This paper is an analysis of lexical categorisation of the temperature domain in modern Eastern Armenian. Compared to the vast research outline proposed in (Koptjevskaja-Tamm 2011), this paper has several important limitations. First, it is focused on non-derived, primary temperature terms (most of which happen to be adjectives or nouns, or both). Derived lexical items, as well as lexical items that apply to temperature phenomena only secondarily, are not considered. Second, it focuses on lexical rather than morphosyntactic categorisation, in the sense that more attention is paid, again, to lexical items than to the morphosyntactic patterns they are associated with. In a sense, we focus on elementary morphological units – dedicated temperature roots – rather than on the morphological and morphosyntactic patterns they are involved in.

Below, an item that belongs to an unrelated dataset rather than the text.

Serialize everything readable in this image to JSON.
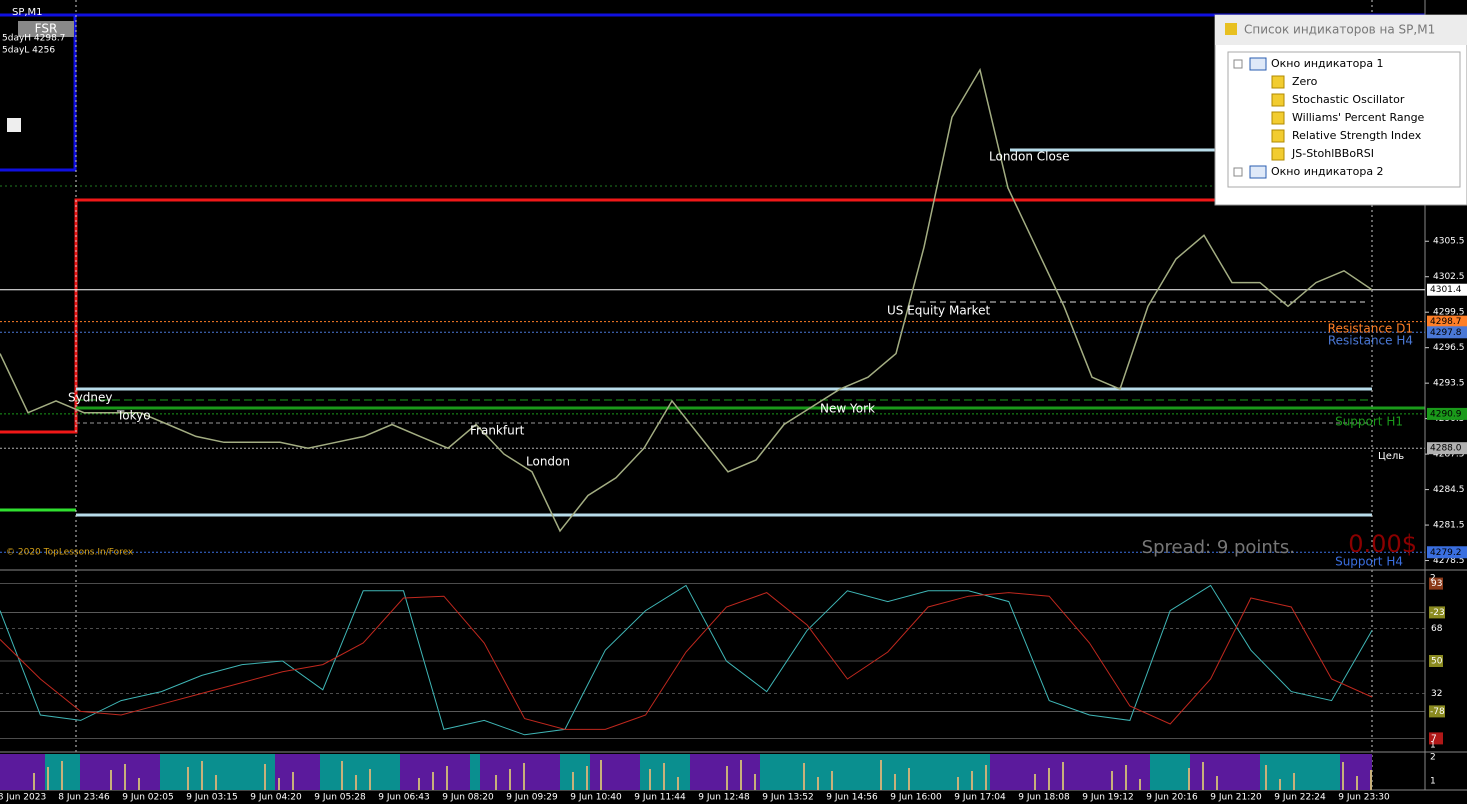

As Eastern Armenian represents an elaborated system of temperature terms (some dozen lexical items), even under such restrictions the linguistic data presented below is well worth of analysis. To a certain extent, the issues of part-of-speech derivation are brought into consideration. It should also be noted that, as the examples in the paper show, there seem to be no sharp differences between e.g. morphosyntactic treatment of the subjects of tactile vs. ambient vs. personal temperatures, such as shown in Koptjevskaja-Tamm (2011) through a comparison of French, Finnish, Japanese and German examples. It is true that, as in many languages, in Armenian ambient temperature is often expressed by impersonal predication (cf. ex. 3 below). However, experiencers of personal temperature (as most experiencers in general), carriers of tactile temperature and meteorological phenomena expressed by explicit NPs (‘day’, ‘air’, ‘sun’) predicated by ambient terms are all treated as subjects. They are assigned nominative marking and control verbal agreement. There certainly may be finer morphosyntactic differences, but these are left for future research(ers).
The structure of the paper is as follows. Section 1 provides a brief genealogical, structural, sociolinguistic and historical account of the Eastern Armenian language and introduces the main source of the present study (Eastern Armenian National Corpus). Section 2 provides an overview of the temperature words of Eastern Armenian along the lines of the typological dimensions around which the present volume is centred, including the pivotal distinction between tactile and ambient temperatures. Personal temperature terms are in a sense independent from this main opposition, so that the discussion of personal temperatures goes alongside but apart from the main argument, both here and later in Section 6. Section 3 is an overview of metaphorical uses of the temperature terms. Section 4 considers part-of-speech properties and some aspects of derivational morphology of the Eastern Armenian temperature words. Section 5 is an account of the known etymologies of the terms. Section 6 introduces some data on relative textual frequencies of temperature terms. Section 7 is a summary of the paper.